Irregardless of any other factors, such as stern shape or hull form, the biggest single factor governing resistance is displacement.I'm interested in fuel consumption for sure, also just general.

I'm not talking about waves in particular but meant by "wave drag" that part of resistance that comes from climbing up your own bow wave. When you start planing, it's no longer accurate, right? So if I can get one equation that can match my dinghy and my big boat both, up to, say F# 7, I'll call it good. I've noticed vicprop in Canada do seem tto get the right anwers, but they don't show their work! : )

In fact, to get a rough estimate of resistance, it can and often is expressed as a percentage of displacement.
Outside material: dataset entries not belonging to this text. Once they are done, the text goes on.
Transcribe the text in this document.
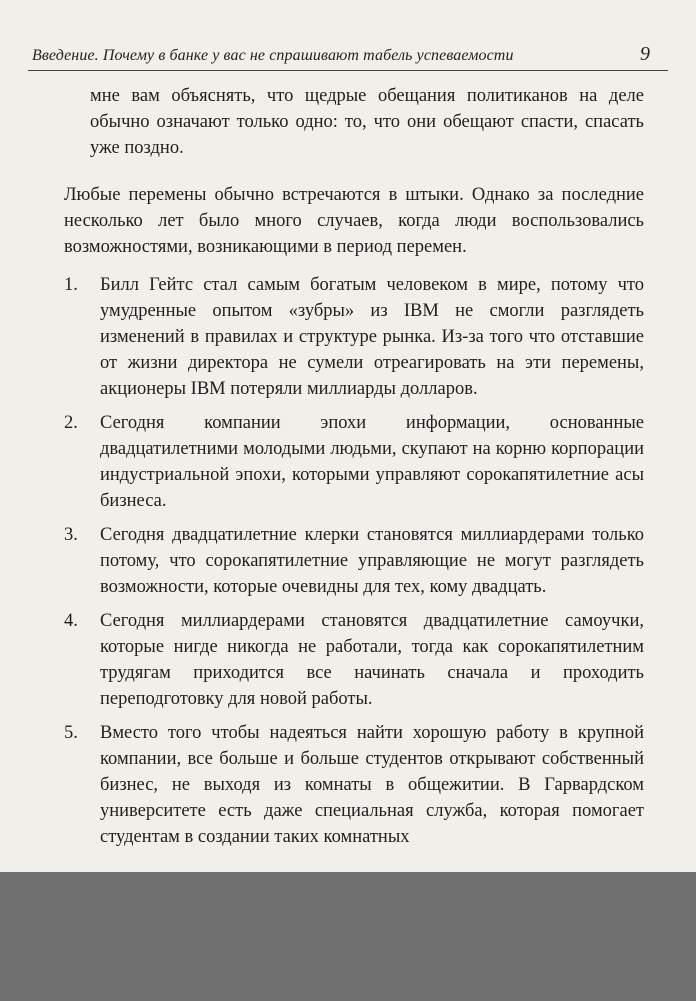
Введение. Почему в банке у вас не спрашивают табель успеваемости	9

мне вам объяснять, что щедрые обещания политиканов на деле обычно означают только одно: то, что они обещают спасти, спасать уже поздно.

Любые перемены обычно встречаются в штыки. Однако за последние несколько лет было много случаев, когда люди воспользовались возможностями, возникающими в период перемен.

1.	Билл Гейтс стал самым богатым человеком в мире, потому что умудренные опытом «зубры» из IBM не смогли разглядеть изменений в правилах и структуре рынка. Из-за того что отставшие от жизни директора не сумели отреагировать на эти перемены, акционеры IBM потеряли миллиарды долларов.
2.	Сегодня компании эпохи информации, основанные двадцатилетними молодыми людьми, скупают на корню корпорации индустриальной эпохи, которыми управляют сорокапятилетние асы бизнеса.
3.	Сегодня двадцатилетние клерки становятся миллиардерами только потому, что сорокапятилетние управляющие не могут разглядеть возможности, которые очевидны для тех, кому двадцать.
4.	Сегодня миллиардерами становятся двадцатилетние самоучки, которые нигде никогда не работали, тогда как сорокапятилетним трудягам приходится все начинать сначала и проходить переподготовку для новой работы.
5.	Вместо того чтобы надеяться найти хорошую работу в крупной компании, все больше и больше студентов открывают собственный бизнес, не выходя из комнаты в общежитии. В Гарвардском университете есть даже специальная служба, которая помогает студентам в создании таких комнатных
Dave Gerr has published a table in "The Nature of Boats" that correlates shaft HP required fora given speed and displacement.

For example: to reach hull speed you need 1 HP per 500lbs. This corresponds well with results from Vicprop which bases their calculations on available SHP, displacement, DWL, waterline beam and hull depth. With these data it is possible to fairly accurately estimate frontal projection and using a drag coefficient of about 0.4, specific gravity of water and velocity, make a decent stab at resistance. The Delft series has shown that hulls are more similar than not.

Resistance by waves (not what is also known as form drag, but sea waves proper) is indeed of consideration when specking HP or a corresponding prop. Larsson & Eliasson offer some calculation models for that and in their example of a 40', 8.5t sloop and it, fairly consistently, amounts to about 200kg more resistance for speeds of 7,8,and 9 kts in rough seas, or, in terms of overall resistance, an increase of between 60% to 30%. It should also be noted that while a heavier boat has more resistance in waves, it also has more momentum to push trough.